LSPO: Length-aware Dynamic Sampling for Policy Optimization in LLM Reasoning

Summary

This paper explores a new way to improve how large language models, like those powering chatbots, learn to solve reasoning problems. It builds on a technique called reinforcement learning with verifiable rewards, which essentially trains the model by giving it positive feedback when it gets the right answer.

What's the problem?

Large language models sometimes struggle with reasoning tasks because they can 'overthink' – meaning they generate overly complex answers that aren't actually correct. Existing methods for improving these models through reinforcement learning don't always address this issue of response length and can be inefficient. The core problem is finding the best training examples to help the model learn without getting bogged down in unnecessary detail.

What's the solution?

The researchers developed a new algorithm called Length-aware Sampling for Policy Optimization, or LSPO. This algorithm cleverly chooses which training examples the model sees based on how long the model's responses typically are. If the model tends to write long, incorrect answers, LSPO will prioritize simpler examples. This dynamic selection process helps the model learn more effectively by focusing on examples that are appropriately sized for successful reasoning.

Why it matters?

This research is important because it offers a more efficient and effective way to train large language models to reason. By addressing the problem of 'overthinking,' LSPO can lead to models that provide more accurate and concise answers, improving their usefulness in a variety of applications like question answering, problem solving, and even creative writing. It also provides insights into how to best use length information to guide the learning process.

Abstract

Since the release of Deepseek-R1, reinforcement learning with verifiable rewards (RLVR) has become a central approach for training large language models (LLMs) on reasoning tasks. Recent work has largely focused on modifying loss functions to make RLVR more efficient and effective.

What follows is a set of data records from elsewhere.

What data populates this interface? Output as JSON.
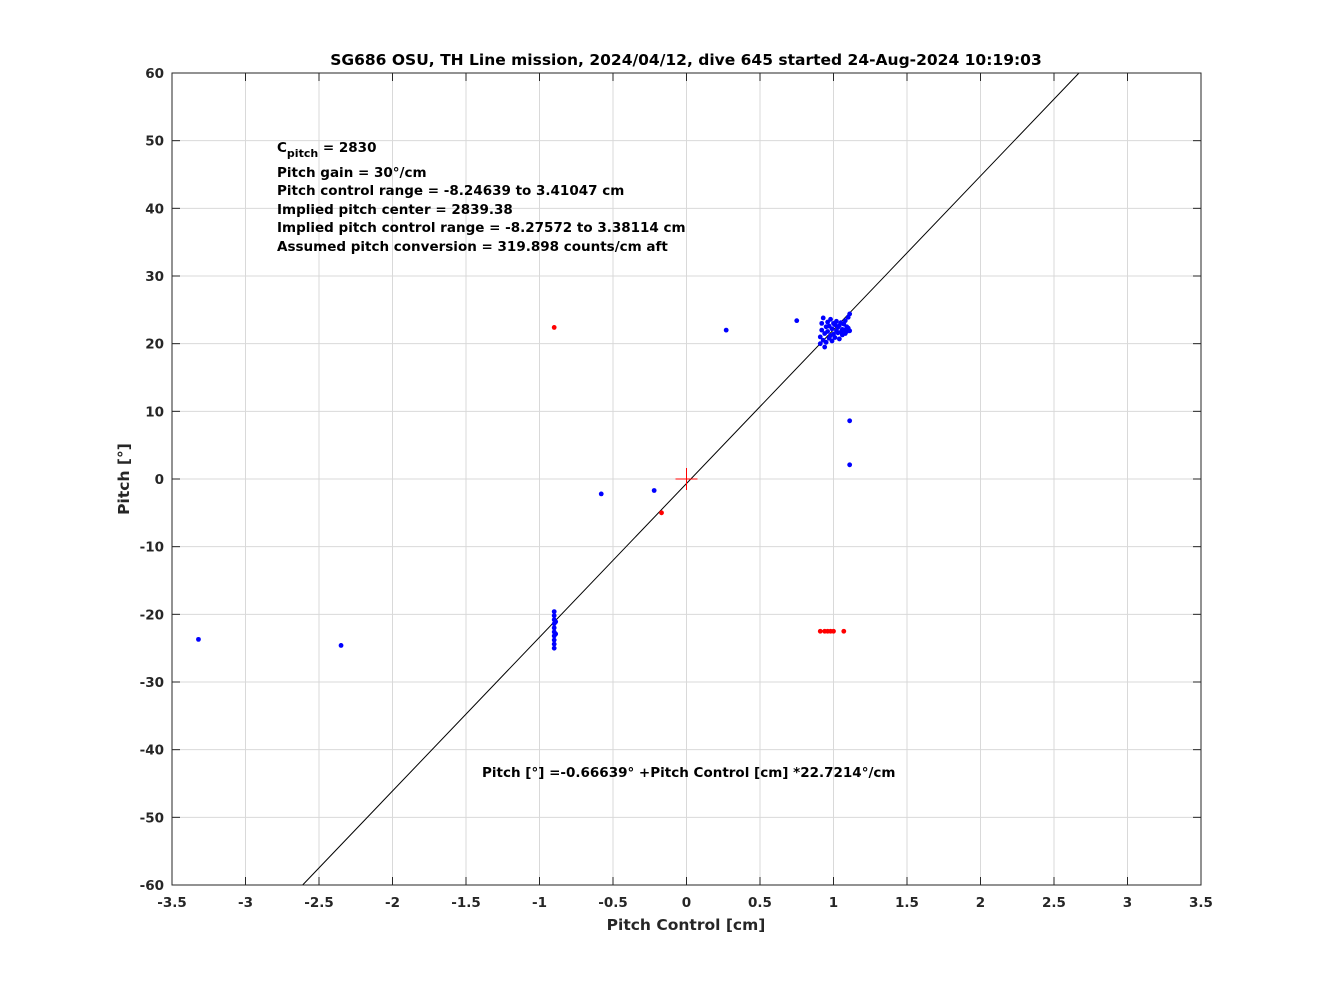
{
  "chart_data": {
    "type": "scatter",
    "title": "SG686 OSU, TH Line mission, 2024/04/12, dive 645 started 24-Aug-2024 10:19:03",
    "xlabel": "Pitch Control [cm]",
    "ylabel": "Pitch [°]",
    "xlim": [
      -3.5,
      3.5
    ],
    "ylim": [
      -60,
      60
    ],
    "grid": true,
    "x_ticks": [
      -3.5,
      -3,
      -2.5,
      -2,
      -1.5,
      -1,
      -0.5,
      0,
      0.5,
      1,
      1.5,
      2,
      2.5,
      3,
      3.5
    ],
    "y_ticks": [
      -60,
      -50,
      -40,
      -30,
      -20,
      -10,
      0,
      10,
      20,
      30,
      40,
      50,
      60
    ],
    "x_tick_labels": [
      "-3.5",
      "-3",
      "-2.5",
      "-2",
      "-1.5",
      "-1",
      "-0.5",
      "0",
      "0.5",
      "1",
      "1.5",
      "2",
      "2.5",
      "3",
      "3.5"
    ],
    "y_tick_labels": [
      "-60",
      "-50",
      "-40",
      "-30",
      "-20",
      "-10",
      "0",
      "10",
      "20",
      "30",
      "40",
      "50",
      "60"
    ],
    "annotations": {
      "cpitch_main": "C",
      "cpitch_sub": "pitch",
      "cpitch_value": " = 2830",
      "lines": [
        "Pitch gain = 30°/cm",
        "Pitch control range = -8.24639 to 3.41047 cm",
        "Implied pitch center = 2839.38",
        "Implied pitch control range = -8.27572 to 3.38114 cm",
        "Assumed pitch conversion = 319.898 counts/cm aft"
      ],
      "fit_equation": "Pitch [°] =-0.66639° +Pitch Control [cm] *22.7214°/cm"
    },
    "fit_line": {
      "intercept": -0.66639,
      "slope": 22.7214,
      "color": "#000000"
    },
    "center_marker": {
      "x": 0,
      "y": 0,
      "color": "#ff0000"
    },
    "series": [
      {
        "color": "#0000ff",
        "points": [
          [
            -3.32,
            -23.7
          ],
          [
            -2.35,
            -24.6
          ],
          [
            -0.58,
            -2.2
          ],
          [
            -0.22,
            -1.7
          ],
          [
            0.27,
            22.0
          ],
          [
            0.75,
            23.4
          ],
          [
            1.11,
            8.6
          ],
          [
            1.11,
            2.1
          ],
          [
            -0.9,
            -19.6
          ],
          [
            -0.9,
            -20.2
          ],
          [
            -0.9,
            -20.8
          ],
          [
            -0.9,
            -21.4
          ],
          [
            -0.9,
            -22.0
          ],
          [
            -0.9,
            -22.6
          ],
          [
            -0.9,
            -23.2
          ],
          [
            -0.9,
            -23.8
          ],
          [
            -0.9,
            -24.4
          ],
          [
            -0.9,
            -25.0
          ],
          [
            -0.89,
            -21.1
          ],
          [
            -0.89,
            -22.9
          ],
          [
            0.91,
            20.0
          ],
          [
            0.91,
            21.0
          ],
          [
            0.92,
            22.0
          ],
          [
            0.92,
            23.0
          ],
          [
            0.93,
            23.8
          ],
          [
            0.93,
            20.5
          ],
          [
            0.94,
            19.5
          ],
          [
            0.94,
            21.5
          ],
          [
            0.95,
            22.5
          ],
          [
            0.95,
            20.2
          ],
          [
            0.96,
            21.8
          ],
          [
            0.96,
            23.2
          ],
          [
            0.97,
            20.8
          ],
          [
            0.97,
            22.6
          ],
          [
            0.98,
            23.6
          ],
          [
            0.98,
            21.2
          ],
          [
            0.99,
            20.4
          ],
          [
            0.99,
            22.2
          ],
          [
            1.0,
            23.0
          ],
          [
            1.0,
            21.4
          ],
          [
            1.01,
            22.8
          ],
          [
            1.01,
            20.9
          ],
          [
            1.02,
            21.9
          ],
          [
            1.02,
            23.3
          ],
          [
            1.03,
            22.4
          ],
          [
            1.03,
            21.6
          ],
          [
            1.04,
            22.7
          ],
          [
            1.04,
            20.7
          ],
          [
            1.05,
            21.7
          ],
          [
            1.05,
            23.1
          ],
          [
            1.06,
            22.1
          ],
          [
            1.06,
            21.3
          ],
          [
            1.07,
            22.9
          ],
          [
            1.07,
            22.0
          ],
          [
            1.08,
            21.5
          ],
          [
            1.08,
            23.4
          ],
          [
            1.09,
            22.5
          ],
          [
            1.09,
            21.8
          ],
          [
            1.1,
            23.9
          ],
          [
            1.1,
            22.3
          ],
          [
            1.11,
            24.4
          ],
          [
            1.11,
            21.9
          ]
        ]
      },
      {
        "color": "#ff0000",
        "points": [
          [
            -0.9,
            22.4
          ],
          [
            -0.17,
            -5.0
          ],
          [
            0.91,
            -22.5
          ],
          [
            0.94,
            -22.5
          ],
          [
            0.96,
            -22.5
          ],
          [
            0.98,
            -22.5
          ],
          [
            1.0,
            -22.5
          ],
          [
            1.07,
            -22.5
          ]
        ]
      }
    ]
  }
}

In this paper, motivated by studies of overthinking in LLMs, we propose Length-aware Sampling for Policy Optimization (LSPO), a novel meta-RLVR algorithm that dynamically selects training data at each step based on the average response length. We evaluate LSPO across multiple base models and datasets, demonstrating that it consistently improves learning effectiveness. In addition, we conduct a detailed ablation study to examine alternative ways of incorporating length signals into dynamic sampling, offering further insights and highlighting promising directions for future research.